BRASIL. Ministério da Mulher, da Família e dos Direitos Humanos. Secretaria Nacional dos Direitos da Criança e do Adolescente. Levantamento anual – SINASE 2017. Brasília – DF, 2019.

______. Ministério da Saúde. Secretaria de Atenção Primária à Saúde. Departamento de Saúde da Família. Pnaisari: Política Nacional de Atenção Integral à Saúde de Adolescentes em Conflito com a Lei: instrutivo para a implantação e implementação da Pnaisari [recurso eletrônico]. Brasília: Ministério da Saúde, 2021.

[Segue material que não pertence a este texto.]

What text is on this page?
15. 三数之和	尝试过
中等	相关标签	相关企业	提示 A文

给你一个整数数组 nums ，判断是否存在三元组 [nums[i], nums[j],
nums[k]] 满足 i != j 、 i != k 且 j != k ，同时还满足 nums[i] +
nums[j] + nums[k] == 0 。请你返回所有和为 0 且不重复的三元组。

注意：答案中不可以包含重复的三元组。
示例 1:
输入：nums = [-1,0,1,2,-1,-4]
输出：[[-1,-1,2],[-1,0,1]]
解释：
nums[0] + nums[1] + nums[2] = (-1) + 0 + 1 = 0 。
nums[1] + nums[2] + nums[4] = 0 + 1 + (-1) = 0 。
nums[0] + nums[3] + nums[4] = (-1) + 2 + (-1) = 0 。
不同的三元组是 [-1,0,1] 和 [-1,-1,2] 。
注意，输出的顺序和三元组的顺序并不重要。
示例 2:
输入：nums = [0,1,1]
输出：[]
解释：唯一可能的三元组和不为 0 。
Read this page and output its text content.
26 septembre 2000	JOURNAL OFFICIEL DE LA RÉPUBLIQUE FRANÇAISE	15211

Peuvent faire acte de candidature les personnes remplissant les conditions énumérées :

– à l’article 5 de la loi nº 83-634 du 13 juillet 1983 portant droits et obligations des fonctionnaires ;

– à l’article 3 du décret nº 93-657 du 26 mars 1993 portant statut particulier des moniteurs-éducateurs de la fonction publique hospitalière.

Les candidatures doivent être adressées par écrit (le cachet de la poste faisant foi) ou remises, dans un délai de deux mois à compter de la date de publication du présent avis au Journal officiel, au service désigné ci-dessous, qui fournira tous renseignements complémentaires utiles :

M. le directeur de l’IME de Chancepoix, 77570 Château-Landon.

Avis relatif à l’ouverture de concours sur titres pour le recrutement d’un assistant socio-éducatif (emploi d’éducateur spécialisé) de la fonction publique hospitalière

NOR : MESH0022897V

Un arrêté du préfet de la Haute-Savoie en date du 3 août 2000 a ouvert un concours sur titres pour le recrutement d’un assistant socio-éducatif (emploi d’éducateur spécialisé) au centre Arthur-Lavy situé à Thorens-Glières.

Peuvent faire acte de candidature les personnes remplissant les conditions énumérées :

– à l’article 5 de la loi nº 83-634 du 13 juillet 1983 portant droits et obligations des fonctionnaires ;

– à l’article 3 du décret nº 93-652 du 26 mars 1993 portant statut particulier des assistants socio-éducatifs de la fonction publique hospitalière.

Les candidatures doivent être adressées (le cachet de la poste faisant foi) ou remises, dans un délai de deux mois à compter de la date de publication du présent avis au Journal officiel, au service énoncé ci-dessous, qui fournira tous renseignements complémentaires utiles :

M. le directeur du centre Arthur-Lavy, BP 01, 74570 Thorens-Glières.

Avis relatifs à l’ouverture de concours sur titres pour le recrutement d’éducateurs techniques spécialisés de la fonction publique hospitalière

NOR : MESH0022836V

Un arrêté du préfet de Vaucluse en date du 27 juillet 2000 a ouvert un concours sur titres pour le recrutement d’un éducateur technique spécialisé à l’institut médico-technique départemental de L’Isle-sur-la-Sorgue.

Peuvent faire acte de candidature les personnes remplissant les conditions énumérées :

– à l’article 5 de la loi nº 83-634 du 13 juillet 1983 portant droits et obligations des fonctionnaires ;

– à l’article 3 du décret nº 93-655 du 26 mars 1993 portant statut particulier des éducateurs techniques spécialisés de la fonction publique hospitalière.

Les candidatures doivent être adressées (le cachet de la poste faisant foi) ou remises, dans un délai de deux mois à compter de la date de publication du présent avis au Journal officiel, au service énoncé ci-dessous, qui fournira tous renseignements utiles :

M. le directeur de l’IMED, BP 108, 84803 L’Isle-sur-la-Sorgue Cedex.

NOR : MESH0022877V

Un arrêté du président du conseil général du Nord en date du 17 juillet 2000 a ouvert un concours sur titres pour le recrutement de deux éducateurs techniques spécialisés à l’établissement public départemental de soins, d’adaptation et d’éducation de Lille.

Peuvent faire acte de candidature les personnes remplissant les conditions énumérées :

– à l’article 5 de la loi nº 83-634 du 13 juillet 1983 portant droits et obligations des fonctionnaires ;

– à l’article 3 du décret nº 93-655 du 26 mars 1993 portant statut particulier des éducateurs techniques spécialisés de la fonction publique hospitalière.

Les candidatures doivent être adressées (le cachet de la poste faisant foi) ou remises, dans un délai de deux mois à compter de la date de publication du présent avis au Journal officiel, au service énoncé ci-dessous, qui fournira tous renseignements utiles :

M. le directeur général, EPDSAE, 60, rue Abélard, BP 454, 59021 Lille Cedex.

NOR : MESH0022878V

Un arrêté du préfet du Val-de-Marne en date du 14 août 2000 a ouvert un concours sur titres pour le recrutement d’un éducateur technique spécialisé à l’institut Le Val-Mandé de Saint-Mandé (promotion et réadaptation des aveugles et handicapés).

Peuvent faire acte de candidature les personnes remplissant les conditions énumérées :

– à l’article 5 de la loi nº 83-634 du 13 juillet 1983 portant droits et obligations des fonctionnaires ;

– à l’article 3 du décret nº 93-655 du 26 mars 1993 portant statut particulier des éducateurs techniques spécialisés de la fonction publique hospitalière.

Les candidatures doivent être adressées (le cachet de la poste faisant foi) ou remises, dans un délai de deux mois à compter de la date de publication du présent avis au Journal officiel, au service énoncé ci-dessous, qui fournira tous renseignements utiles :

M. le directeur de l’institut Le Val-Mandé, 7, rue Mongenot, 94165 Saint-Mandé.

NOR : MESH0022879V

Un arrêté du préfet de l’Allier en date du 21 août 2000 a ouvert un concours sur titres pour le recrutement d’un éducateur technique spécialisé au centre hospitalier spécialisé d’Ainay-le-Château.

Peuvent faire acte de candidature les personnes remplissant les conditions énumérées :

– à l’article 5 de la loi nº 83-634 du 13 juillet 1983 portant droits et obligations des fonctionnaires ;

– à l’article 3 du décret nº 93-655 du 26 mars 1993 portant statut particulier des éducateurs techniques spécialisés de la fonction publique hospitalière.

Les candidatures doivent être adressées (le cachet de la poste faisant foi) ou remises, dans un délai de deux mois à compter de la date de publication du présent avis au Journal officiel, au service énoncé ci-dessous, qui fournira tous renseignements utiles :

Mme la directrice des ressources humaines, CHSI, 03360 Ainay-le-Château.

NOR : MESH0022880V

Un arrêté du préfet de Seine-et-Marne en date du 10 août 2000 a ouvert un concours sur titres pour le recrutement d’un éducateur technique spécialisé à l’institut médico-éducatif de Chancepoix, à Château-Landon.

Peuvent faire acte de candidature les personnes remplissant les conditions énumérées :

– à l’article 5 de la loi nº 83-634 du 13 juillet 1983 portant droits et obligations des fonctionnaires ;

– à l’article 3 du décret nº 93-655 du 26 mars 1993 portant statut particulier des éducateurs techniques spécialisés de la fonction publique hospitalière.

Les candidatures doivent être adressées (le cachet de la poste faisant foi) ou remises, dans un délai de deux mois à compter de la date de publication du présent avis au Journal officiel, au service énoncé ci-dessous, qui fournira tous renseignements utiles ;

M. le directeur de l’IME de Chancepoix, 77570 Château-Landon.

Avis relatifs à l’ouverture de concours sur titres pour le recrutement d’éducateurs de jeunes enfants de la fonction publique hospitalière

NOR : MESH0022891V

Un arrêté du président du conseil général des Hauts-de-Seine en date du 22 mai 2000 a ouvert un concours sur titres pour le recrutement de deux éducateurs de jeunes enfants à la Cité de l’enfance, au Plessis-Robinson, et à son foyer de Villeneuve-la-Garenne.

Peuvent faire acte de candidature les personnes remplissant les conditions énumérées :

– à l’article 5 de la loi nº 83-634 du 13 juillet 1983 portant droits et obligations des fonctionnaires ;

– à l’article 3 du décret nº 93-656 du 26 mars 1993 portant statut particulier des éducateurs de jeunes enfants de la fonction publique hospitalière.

COSTA, C. S. S. Contextos de desenvolvimento e projetos de vida de jovens nos programas de acompanhamento aos egressos de medida socioeducativa de internação. 333 f. Tese (Doutorado em Psicologia). Universidade Federal da Paraíba. João Pessoa, 2021.

FERNANDES, F. M. B.; RIBEIRO, J. M.; MOREIRA, M. R. A saúde do adolescente privado de liberdade: um olhar sobre políticas, legislações, normatizações e seus efeitos na atuação institucional. Saúde em Debate, v. 39, p. 120-131, 2015.

PERMINIO, H. B.; SILVA, J. R. M.; SERRA, A. L. L.; OLIVEIRA, B. G.; MORAIS, C. M. A. de; SILVA, J. P. A. B. da; FRANCO NETO, T. de L. do. Política Nacional de Atenção Integral a Saúde de Adolescentes Privados de Liberdade: uma análise de sua implementação. Ciência & Saúde Coletiva, v. 23, p. 2859-2868, 2018.